Il est prévu de construire un magnifique méga-barrage sur le fleuve Congo, d'une valeur de plusieurs milliards de dollars, qui produirait suffisamment d'électricité renouvelable pour alimenter de vastes régions d'Afrique.

L'ouvrage s'appellerait le barrage du Grand Inga. Situé en République démocratique du Congo, il produirait deux fois plus d'électricité que les Trois Gorges en Chine et serait donc la plus grande centrale hydroélectrique du monde.

Le barrage du Grand Inga a séduit les investisseurs et les promoteurs, mais des décennies après avoir été imaginé, le site réservé à la structure reste vierge.

Alors que le gouvernement de la République démocratique du Congo insiste sur le fait que le projet est toujours en cours, les critiques soulignent les longs retards, la mauvaise gouvernance de la République démocratique du Congo et le risque de dommages graves pour l'environnement.


  • Comment l'eau du barrage de Lagdo au Cameroun pourrait aggraver les inondations au Nigéria
  • Querelle sur le Nil : retour sur un barrage qui divise
  • Les navires énergétiques flottants sont-ils la solution de la crise énergétique en Afrique ?

La rotation des partenaires internationaux du projet suscite également des inquiétudes.
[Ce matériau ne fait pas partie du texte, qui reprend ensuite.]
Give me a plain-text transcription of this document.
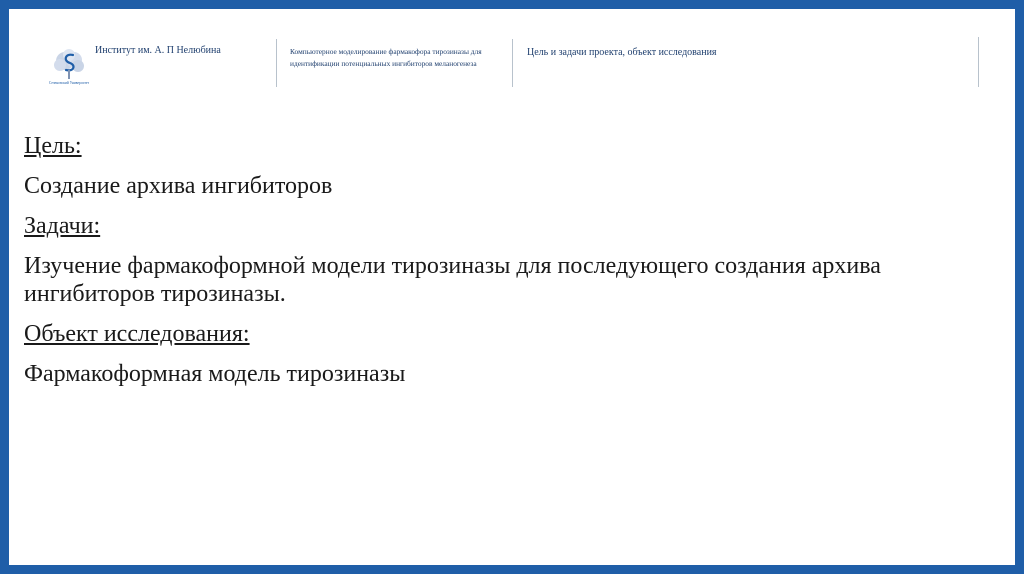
Сеченовский Университет
Институт им. А. П Нелюбина	Компьютерное моделирование фармакофора тирозиназы для идентификации потенциальных ингибиторов меланогенеза
Цель и задачи проекта, объект исследования

Цель:

Создание архива ингибиторов

Задачи:

Изучение фармакоформной модели тирозиназы для последующего создания архива ингибиторов тирозиназы.

Объект исследования:

Фармакоформная модель тирозиназы
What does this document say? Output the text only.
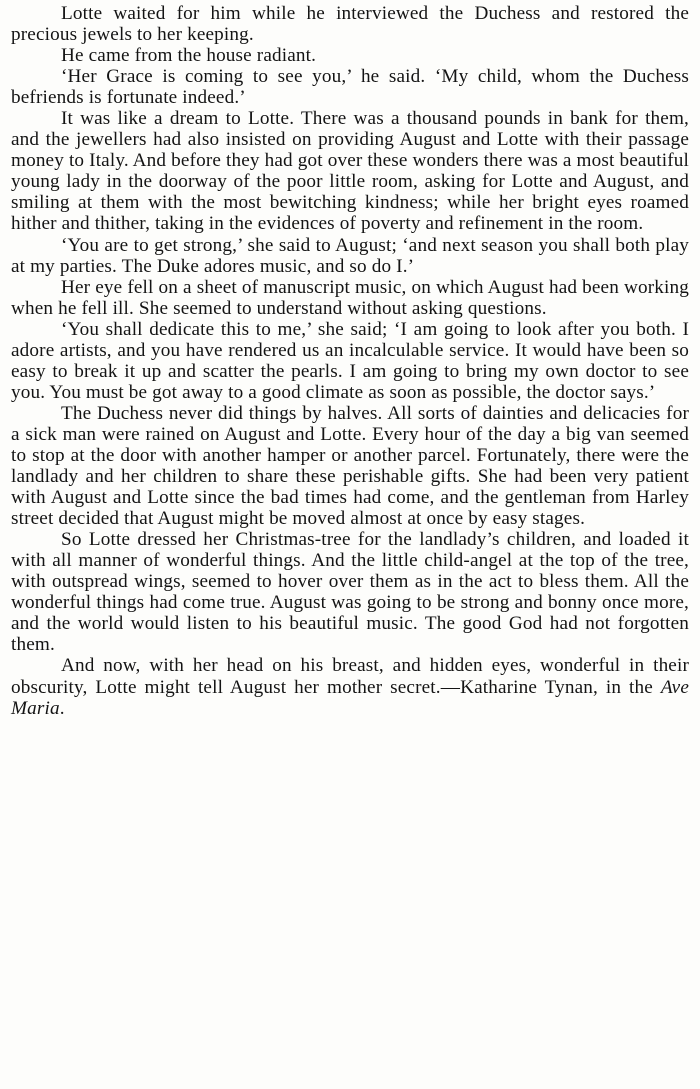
Lotte waited for him while he interviewed the Duchess and restored the precious jewels to her keeping.

He came from the house radiant.

‘Her Grace is coming to see you,’ he said. ‘My child, whom the Duchess befriends is fortunate indeed.’

It was like a dream to Lotte. There was a thousand pounds in bank for them, and the jewellers had also insisted on providing August and Lotte with their passage money to Italy. And before they had got over these wonders there was a most beautiful young lady in the doorway of the poor little room, asking for Lotte and August, and smiling at them with the most bewitching kindness; while her bright eyes roamed hither and thither, taking in the evidences of poverty and refinement in the room.

‘You are to get strong,’ she said to August; ‘and next season you shall both play at my parties. The Duke adores music, and so do I.’

Her eye fell on a sheet of manuscript music, on which August had been working when he fell ill. She seemed to understand without asking questions.

‘You shall dedicate this to me,’ she said; ‘I am going to look after you both. I adore artists, and you have rendered us an incalculable service. It would have been so easy to break it up and scatter the pearls. I am going to bring my own doctor to see you. You must be got away to a good climate as soon as possible, the doctor says.’

The Duchess never did things by halves. All sorts of dainties and delicacies for a sick man were rained on August and Lotte. Every hour of the day a big van seemed to stop at the door with another hamper or another parcel. Fortunately, there were the landlady and her children to share these perishable gifts. She had been very patient with August and Lotte since the bad times had come, and the gentleman from Harley street decided that August might be moved almost at once by easy stages.

So Lotte dressed her Christmas-tree for the landlady’s children, and loaded it with all manner of wonderful things. And the little child-angel at the top of the tree, with outspread wings, seemed to hover over them as in the act to bless them. All the wonderful things had come true. August was going to be strong and bonny once more, and the world would listen to his beautiful music. The good God had not forgotten them.

And now, with her head on his breast, and hidden eyes, wonderful in their obscurity, Lotte might tell August her mother secret.—Katharine Tynan, in the Ave Maria.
La semaine dernière, la société d'État chinoise Three Gorges Corporation s'est retirée du projet, a déclaré à la BBC une source proche du partenariat.

Et puis il y a la facture exorbitante, qui atteindrait 80 milliards de dollars (63 milliards de livres sterling) dans un pays qui est l'un des plus pauvres du monde.

Mais certains pensent que les détracteurs considèrent le Grand Inga comme un projet différent des autres grands projets d'infrastructure. Bien que la construction n'ait pas commencé, les parties intéressées ont multiplié les réunions et les discussions au cours de l'année écoulée.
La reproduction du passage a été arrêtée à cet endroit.